Ils ont, dans cet essai qui concerne 4 000 fermes, expérimenté le « tournesol mexicain » (Tithonia diversifolia). Il semble que cette plante soit miraculeuse : vivace, on n’a pas besoin de la semer chaque année, extrêmement robuste, à croissance rapide, très recouvrante (elle monte à 2 à 3 m de haut), riche en protéines, résistante à la sécheresse, elle est capable en plus de fixer directement l’azote de l’air, de fertiliser les sols en y apportant azote et phosphore, et de servir d’insecticide naturel !

L’érosion est beaucoup mieux contrôlée. Et ces régions se remettent à fixer du carbone atmosphérique tandis que la fertilité des terres augmente.

Il est encore trop tôt pour en tirer des leçons définitives, on n’en est qu’aux premières publications scientifiques. Mais cette expérimentation montre que l’innovation reste encore possible, et nécessaire, en alimentation animale comme dans les autres secteurs de l’agriculture, pour réussir à la fois à produire malgré le réchauffement climatique, améliorer la conservation et la fertilité des sols, et fixer du carbone pour refroidir la planète, tout en consommant moins de pesticides.

Quelles sont les démarches principales développées au sein de cette tendance sylvopastorale, à laquelle ce projet se rapporte ?  Quels sont les risques ?

Pour lutter vraiment contre le réchauffement climatique en récupérant le carbone qu’on a émis dans l’atmosphère, il faudrait reforester l’équivalent de 300 millions d’hectares (en forêts ou en haies). On n’en prend pas le chemin puisqu’actuellement on déforeste massivement la planète, à raison de 14 à 18 millions d’hectares par an ! Il faudrait donc changer véritablement de politique. Le sylvopastoralisme prend alors tout son sens, ainsi plus généralement que l’agroforesterie. L’arbre est notre ami, pas un « empêcheur de produire » comme on en était venu à le considérer !
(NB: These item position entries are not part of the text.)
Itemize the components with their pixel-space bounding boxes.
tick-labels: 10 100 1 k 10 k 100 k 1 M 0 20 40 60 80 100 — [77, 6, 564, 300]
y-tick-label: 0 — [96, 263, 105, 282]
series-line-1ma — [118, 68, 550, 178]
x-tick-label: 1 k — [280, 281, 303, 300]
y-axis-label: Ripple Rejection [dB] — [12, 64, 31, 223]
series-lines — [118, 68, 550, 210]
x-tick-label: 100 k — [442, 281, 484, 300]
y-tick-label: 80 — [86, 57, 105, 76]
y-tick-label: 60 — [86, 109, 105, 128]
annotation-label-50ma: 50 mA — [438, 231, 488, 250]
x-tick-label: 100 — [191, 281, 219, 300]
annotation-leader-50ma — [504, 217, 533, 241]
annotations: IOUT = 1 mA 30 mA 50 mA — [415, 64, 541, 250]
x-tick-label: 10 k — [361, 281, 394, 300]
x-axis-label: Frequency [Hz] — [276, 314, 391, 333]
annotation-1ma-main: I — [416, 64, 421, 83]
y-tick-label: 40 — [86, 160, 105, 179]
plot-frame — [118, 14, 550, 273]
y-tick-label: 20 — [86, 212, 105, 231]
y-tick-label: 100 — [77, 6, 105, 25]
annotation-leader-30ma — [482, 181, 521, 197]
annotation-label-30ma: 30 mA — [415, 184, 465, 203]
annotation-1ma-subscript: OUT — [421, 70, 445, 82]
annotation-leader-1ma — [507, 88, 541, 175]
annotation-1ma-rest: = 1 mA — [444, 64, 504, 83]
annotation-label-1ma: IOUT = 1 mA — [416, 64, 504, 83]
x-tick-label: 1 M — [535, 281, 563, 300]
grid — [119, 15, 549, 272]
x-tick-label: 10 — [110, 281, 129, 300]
De même, on ne cultive absolument pas assez d’espèces différentes : il existe 30 000 espèces végétales comestibles, mais seulement 30 fournissent 90 % de l’alimentation humaine. Et 15 espèces animales, 90 % de l’élevage. Il faut absolument rediversifier notre alimentation et celles de nos animaux d’élevage, et découvrir ou redécouvrir des plantes utiles, efficaces et résilientes. Celle-ci semble l’être.

Mais attention, elle est très invasive ; chaque plante produit 100 à 200 graines légères que le vent peut emporter loin et qui germent très facilement. Une fois qu’on l’a introduite il devient très difficile de s’en débarrasser. Même si, dans nos contrées, elle craint le gel, elle peut resurgir au printemps du sol où elle s’est protégée l’hiver. Au Cameroun, où on l’appelle Fleur jalousie, elle est la hantise des planteurs à cause de son fort pouvoir envahissant, malgré ses pouvoirs fertilisants et ses nombreuses qualités thérapeutiques…

Ce mouvement a-t-il de l'importance ou est-il encore de taille modeste ? Comment peut-on favoriser son développement ? 

L’expérience évoquée ici est de taille significative, mais néanmoins modeste (à peine 1 % des pâturages de Colombie) ; elle a été financée par diverses organisations internationales ; il y a également eu quelques essais à Cuba et en Afrique. Pour un changement aussi important, et relativement coûteux, des habitudes ancestrales des éleveurs, prévoir quelques délais, et de forts financements internationaux. Mais il faut aussi être sûrs que cette solution est bénéfique à long terme dans les régions où on l’introduit, vu la difficulté de revenir en arrière une fois qu’on a développé ce tournesol. L’histoire de l’agriculture est jalonnée de catastrophes arrivées après l’introduction, volontaire ou non, de plantes trop envahissantes.